CF Acquisition Corp. V Announces Closing of $250 Million Initial Public Offering
New York, New York, February 2, 2021 – CF Acquisition Corp. V (Nasdaq: CFFVU, the “Company”) announced today that it closed its initial public offering of 25,000,000 units at $10.00 per unit, resulting in gross proceeds of $250,000,000. The units began trading on the Nasdaq Capital Market (“Nasdaq”) under the symbol “CFFVU” on January 29, 2021. Each unit consists of one share of Class A common stock and one-third of one warrant. Each whole warrant is exercisable to purchase one share of Class A common stock at a price of $11.50 per share. Only whole warrants are exercisable. Once the securities comprising the units begin separate trading, the Class A common stock and warrants are expected to be listed on the NASDAQ under the symbols “CFV” and “CFFVW,” respectively.
Of the proceeds received from the consummation of the initial public offering and a simultaneous private placement of units, $250,000,000 was placed in trust. An audited balance sheet of the Company as of February 2, 2021 reflecting receipt of the proceeds upon consummation of the initial public offering and the private placement will be included as an exhibit to a Current Report on Form 8-K to be filed by the Company with the Securities and Exchange Commission (“SEC”).
Cantor Fitzgerald & Co. acted as the sole book running manager for the offering.
About CF Acquisition Corp. V
CF Acquisition Corp. V is a newly organized blank check company formed for the purpose of effecting a merger, capital stock exchange, asset acquisition, stock purchase, reorganization or similar business combination with one or more businesses. The Company’s efforts to identify a prospective target business will not be limited to a particular industry or geographic region, but the Company intends to focus on industries where its management team and founders have experience, including the financial services, healthcare, real estate services, technology and software industries. CF Acquisition Corp. V is led by Chairman and Chief Executive Officer Howard W. Lutnick.
A registration statement relating to these securities was declared effective by the SEC on January 28, 2021. The offering has been made only by means of a prospectus, copies of which may be obtained by contacting Cantor Fitzgerald & Co., Attention: Capital Markets, 499 Park Avenue, 5th Floor New York, New York 10022; Email: prospectus@cantor.com. Copies of the registration statement can be accessed through the SEC’s website at www.sec.gov.
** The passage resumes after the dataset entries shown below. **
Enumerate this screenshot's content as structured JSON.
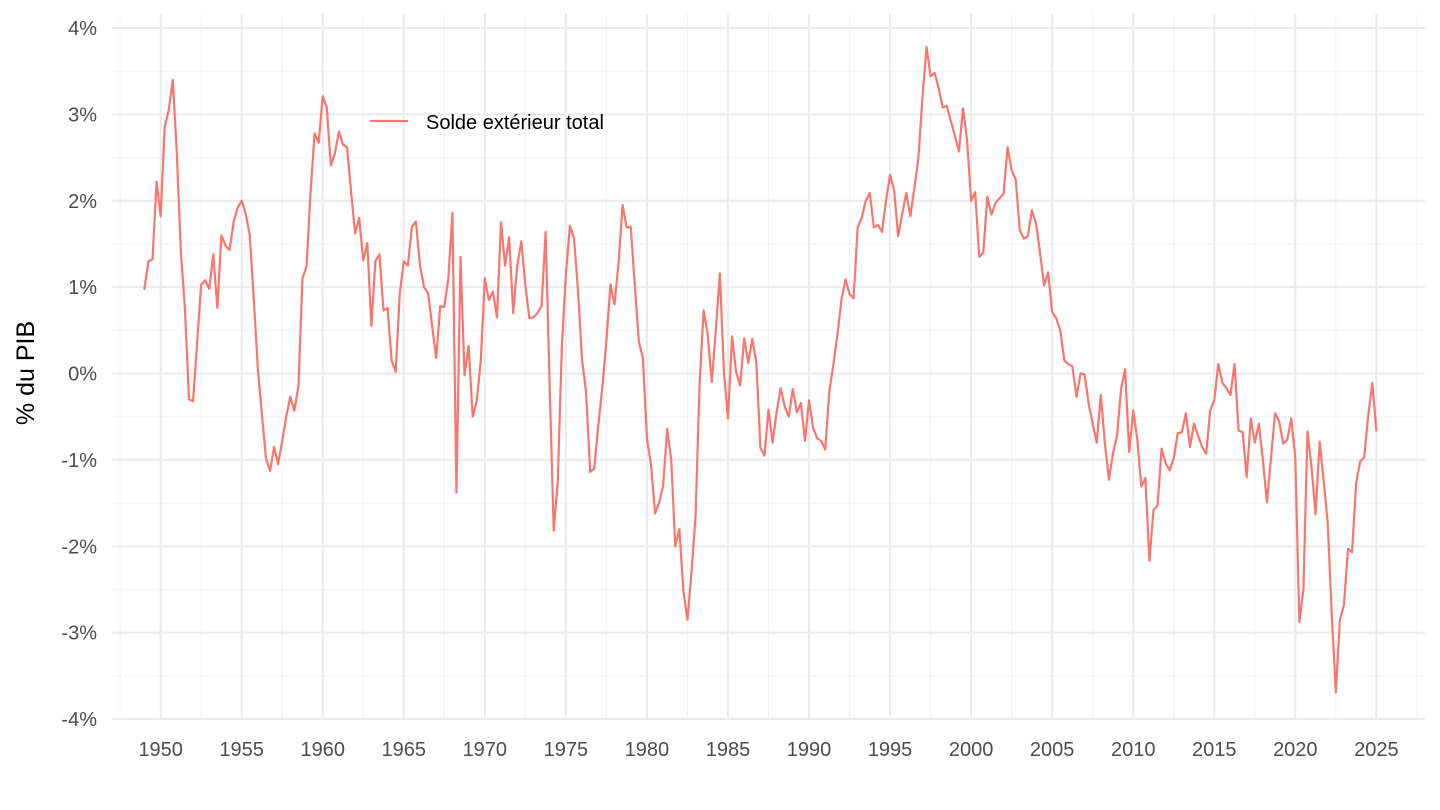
{
  "chart_data": {
    "type": "line",
    "title": "",
    "xlabel": "",
    "ylabel": "% du PIB",
    "xlim": [
      1947,
      2028
    ],
    "ylim": [
      -4,
      4
    ],
    "x_ticks": [
      1950,
      1955,
      1960,
      1965,
      1970,
      1975,
      1980,
      1985,
      1990,
      1995,
      2000,
      2005,
      2010,
      2015,
      2020,
      2025
    ],
    "x_tick_labels": [
      "1950",
      "1955",
      "1960",
      "1965",
      "1970",
      "1975",
      "1980",
      "1985",
      "1990",
      "1995",
      "2000",
      "2005",
      "2010",
      "2015",
      "2020",
      "2025"
    ],
    "y_ticks": [
      4,
      3,
      2,
      1,
      0,
      -1,
      -2,
      -3,
      -4
    ],
    "y_tick_labels": [
      "4%",
      "3%",
      "2%",
      "1%",
      "0%",
      "-1%",
      "-2%",
      "-3%",
      "-4%"
    ],
    "grid": true,
    "legend_position": "top-left inside plot",
    "series": [
      {
        "name": "Solde extérieur total",
        "color": "#f8766d",
        "x": [
          1949.0,
          1949.25,
          1949.5,
          1949.75,
          1950.0,
          1950.25,
          1950.5,
          1950.75,
          1951.0,
          1951.25,
          1951.5,
          1951.75,
          1952.0,
          1952.25,
          1952.5,
          1952.75,
          1953.0,
          1953.25,
          1953.5,
          1953.75,
          1954.0,
          1954.25,
          1954.5,
          1954.75,
          1955.0,
          1955.25,
          1955.5,
          1955.75,
          1956.0,
          1956.25,
          1956.5,
          1956.75,
          1957.0,
          1957.25,
          1957.5,
          1957.75,
          1958.0,
          1958.25,
          1958.5,
          1958.75,
          1959.0,
          1959.25,
          1959.5,
          1959.75,
          1960.0,
          1960.25,
          1960.5,
          1960.75,
          1961.0,
          1961.25,
          1961.5,
          1961.75,
          1962.0,
          1962.25,
          1962.5,
          1962.75,
          1963.0,
          1963.25,
          1963.5,
          1963.75,
          1964.0,
          1964.25,
          1964.5,
          1964.75,
          1965.0,
          1965.25,
          1965.5,
          1965.75,
          1966.0,
          1966.25,
          1966.5,
          1966.75,
          1967.0,
          1967.25,
          1967.5,
          1967.75,
          1968.0,
          1968.25,
          1968.5,
          1968.75,
          1969.0,
          1969.25,
          1969.5,
          1969.75,
          1970.0,
          1970.25,
          1970.5,
          1970.75,
          1971.0,
          1971.25,
          1971.5,
          1971.75,
          1972.0,
          1972.25,
          1972.5,
          1972.75,
          1973.0,
          1973.25,
          1973.5,
          1973.75,
          1974.0,
          1974.25,
          1974.5,
          1974.75,
          1975.0,
          1975.25,
          1975.5,
          1975.75,
          1976.0,
          1976.25,
          1976.5,
          1976.75,
          1977.0,
          1977.25,
          1977.5,
          1977.75,
          1978.0,
          1978.25,
          1978.5,
          1978.75,
          1979.0,
          1979.25,
          1979.5,
          1979.75,
          1980.0,
          1980.25,
          1980.5,
          1980.75,
          1981.0,
          1981.25,
          1981.5,
          1981.75,
          1982.0,
          1982.25,
          1982.5,
          1982.75,
          1983.0,
          1983.25,
          1983.5,
          1983.75,
          1984.0,
          1984.25,
          1984.5,
          1984.75,
          1985.0,
          1985.25,
          1985.5,
          1985.75,
          1986.0,
          1986.25,
          1986.5,
          1986.75,
          1987.0,
          1987.25,
          1987.5,
          1987.75,
          1988.0,
          1988.25,
          1988.5,
          1988.75,
          1989.0,
          1989.25,
          1989.5,
          1989.75,
          1990.0,
          1990.25,
          1990.5,
          1990.75,
          1991.0,
          1991.25,
          1991.5,
          1991.75,
          1992.0,
          1992.25,
          1992.5,
          1992.75,
          1993.0,
          1993.25,
          1993.5,
          1993.75,
          1994.0,
          1994.25,
          1994.5,
          1994.75,
          1995.0,
          1995.25,
          1995.5,
          1995.75,
          1996.0,
          1996.25,
          1996.5,
          1996.75,
          1997.0,
          1997.25,
          1997.5,
          1997.75,
          1998.0,
          1998.25,
          1998.5,
          1998.75,
          1999.0,
          1999.25,
          1999.5,
          1999.75,
          2000.0,
          2000.25,
          2000.5,
          2000.75,
          2001.0,
          2001.25,
          2001.5,
          2001.75,
          2002.0,
          2002.25,
          2002.5,
          2002.75,
          2003.0,
          2003.25,
          2003.5,
          2003.75,
          2004.0,
          2004.25,
          2004.5,
          2004.75,
          2005.0,
          2005.25,
          2005.5,
          2005.75,
          2006.0,
          2006.25,
          2006.5,
          2006.75,
          2007.0,
          2007.25,
          2007.5,
          2007.75,
          2008.0,
          2008.25,
          2008.5,
          2008.75,
          2009.0,
          2009.25,
          2009.5,
          2009.75,
          2010.0,
          2010.25,
          2010.5,
          2010.75,
          2011.0,
          2011.25,
          2011.5,
          2011.75,
          2012.0,
          2012.25,
          2012.5,
          2012.75,
          2013.0,
          2013.25,
          2013.5,
          2013.75,
          2014.0,
          2014.25,
          2014.5,
          2014.75,
          2015.0,
          2015.25,
          2015.5,
          2015.75,
          2016.0,
          2016.25,
          2016.5,
          2016.75,
          2017.0,
          2017.25,
          2017.5,
          2017.75,
          2018.0,
          2018.25,
          2018.5,
          2018.75,
          2019.0,
          2019.25,
          2019.5,
          2019.75,
          2020.0,
          2020.25,
          2020.5,
          2020.75,
          2021.0,
          2021.25,
          2021.5,
          2021.75,
          2022.0,
          2022.25,
          2022.5,
          2022.75,
          2023.0,
          2023.25,
          2023.5,
          2023.75,
          2024.0,
          2024.25,
          2024.5,
          2024.75,
          2025.0
        ],
        "y": [
          0.98,
          1.3,
          1.32,
          2.22,
          1.82,
          2.85,
          3.05,
          3.4,
          2.55,
          1.4,
          0.75,
          -0.3,
          -0.32,
          0.35,
          1.03,
          1.08,
          0.98,
          1.38,
          0.76,
          1.6,
          1.48,
          1.43,
          1.75,
          1.92,
          2.0,
          1.85,
          1.6,
          0.85,
          0.05,
          -0.48,
          -0.98,
          -1.13,
          -0.85,
          -1.05,
          -0.78,
          -0.5,
          -0.27,
          -0.43,
          -0.15,
          1.1,
          1.24,
          2.1,
          2.78,
          2.67,
          3.21,
          3.08,
          2.41,
          2.55,
          2.8,
          2.65,
          2.62,
          2.1,
          1.62,
          1.8,
          1.31,
          1.51,
          0.55,
          1.3,
          1.38,
          0.73,
          0.76,
          0.15,
          0.02,
          0.92,
          1.3,
          1.25,
          1.7,
          1.76,
          1.25,
          1.0,
          0.93,
          0.55,
          0.18,
          0.78,
          0.77,
          1.1,
          1.86,
          -1.38,
          1.35,
          -0.02,
          0.32,
          -0.5,
          -0.32,
          0.15,
          1.1,
          0.85,
          0.95,
          0.65,
          1.75,
          1.25,
          1.58,
          0.7,
          1.25,
          1.53,
          1.02,
          0.64,
          0.65,
          0.7,
          0.78,
          1.64,
          -0.15,
          -1.82,
          -1.25,
          0.3,
          1.15,
          1.71,
          1.57,
          0.96,
          0.15,
          -0.22,
          -1.14,
          -1.1,
          -0.6,
          -0.16,
          0.38,
          1.03,
          0.8,
          1.28,
          1.95,
          1.69,
          1.7,
          1.03,
          0.37,
          0.18,
          -0.75,
          -1.05,
          -1.62,
          -1.5,
          -1.3,
          -0.64,
          -1.0,
          -2.0,
          -1.8,
          -2.52,
          -2.85,
          -2.3,
          -1.65,
          -0.12,
          0.73,
          0.45,
          -0.1,
          0.5,
          1.16,
          0.02,
          -0.52,
          0.43,
          0.02,
          -0.14,
          0.41,
          0.12,
          0.4,
          0.13,
          -0.86,
          -0.95,
          -0.42,
          -0.8,
          -0.45,
          -0.17,
          -0.38,
          -0.5,
          -0.18,
          -0.45,
          -0.34,
          -0.78,
          -0.31,
          -0.63,
          -0.75,
          -0.78,
          -0.88,
          -0.21,
          0.1,
          0.45,
          0.85,
          1.09,
          0.92,
          0.87,
          1.69,
          1.8,
          2.0,
          2.09,
          1.69,
          1.72,
          1.64,
          2.0,
          2.3,
          2.12,
          1.59,
          1.85,
          2.09,
          1.82,
          2.15,
          2.5,
          3.2,
          3.78,
          3.44,
          3.48,
          3.3,
          3.08,
          3.1,
          2.92,
          2.75,
          2.57,
          3.07,
          2.7,
          2.0,
          2.1,
          1.35,
          1.4,
          2.05,
          1.84,
          1.97,
          2.03,
          2.08,
          2.62,
          2.35,
          2.25,
          1.66,
          1.56,
          1.59,
          1.89,
          1.74,
          1.4,
          1.02,
          1.17,
          0.71,
          0.64,
          0.5,
          0.15,
          0.11,
          0.08,
          -0.27,
          0.0,
          -0.01,
          -0.35,
          -0.58,
          -0.8,
          -0.25,
          -0.8,
          -1.23,
          -0.93,
          -0.72,
          -0.18,
          0.05,
          -0.91,
          -0.43,
          -0.76,
          -1.31,
          -1.21,
          -2.17,
          -1.58,
          -1.53,
          -0.87,
          -1.04,
          -1.12,
          -0.98,
          -0.69,
          -0.68,
          -0.46,
          -0.85,
          -0.58,
          -0.72,
          -0.85,
          -0.93,
          -0.43,
          -0.31,
          0.11,
          -0.11,
          -0.17,
          -0.25,
          0.11,
          -0.66,
          -0.68,
          -1.2,
          -0.52,
          -0.8,
          -0.58,
          -1.0,
          -1.49,
          -0.98,
          -0.46,
          -0.55,
          -0.81,
          -0.77,
          -0.52,
          -0.98,
          -2.88,
          -2.5,
          -0.67,
          -1.08,
          -1.63,
          -0.79,
          -1.24,
          -1.73,
          -2.8,
          -3.69,
          -2.85,
          -2.68,
          -2.03,
          -2.07,
          -1.27,
          -1.02,
          -0.97,
          -0.48,
          -0.11,
          -0.66
        ]
      }
    ]
  }
}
This press release shall not constitute an offer to sell or a solicitation of an offer to buy, nor shall there be any sale of these securities in any state or jurisdiction in which such offer, solicitation or sale would be unlawful prior to registration or qualification under the securities laws of any such state or jurisdiction.
Forward Looking Statements
This press release includes forward-looking statements that involve risks and uncertainties. Forward looking statements are statements that are not historical facts. Such forward-looking statements, including with respect to the anticipated use of the net proceeds, are subject to risks and uncertainties, including those set forth in the Risk Factors section of the Company’s registration statement and prospectus for the offering filed with the SEC, which could cause actual results to differ from the forward looking statements. The Company expressly disclaims any obligations or undertaking to release publicly any updates or revisions to any forward-looking statements contained herein to reflect any change in the Company’s expectations with respect thereto or any change in events, conditions or circumstances on which any statement is based.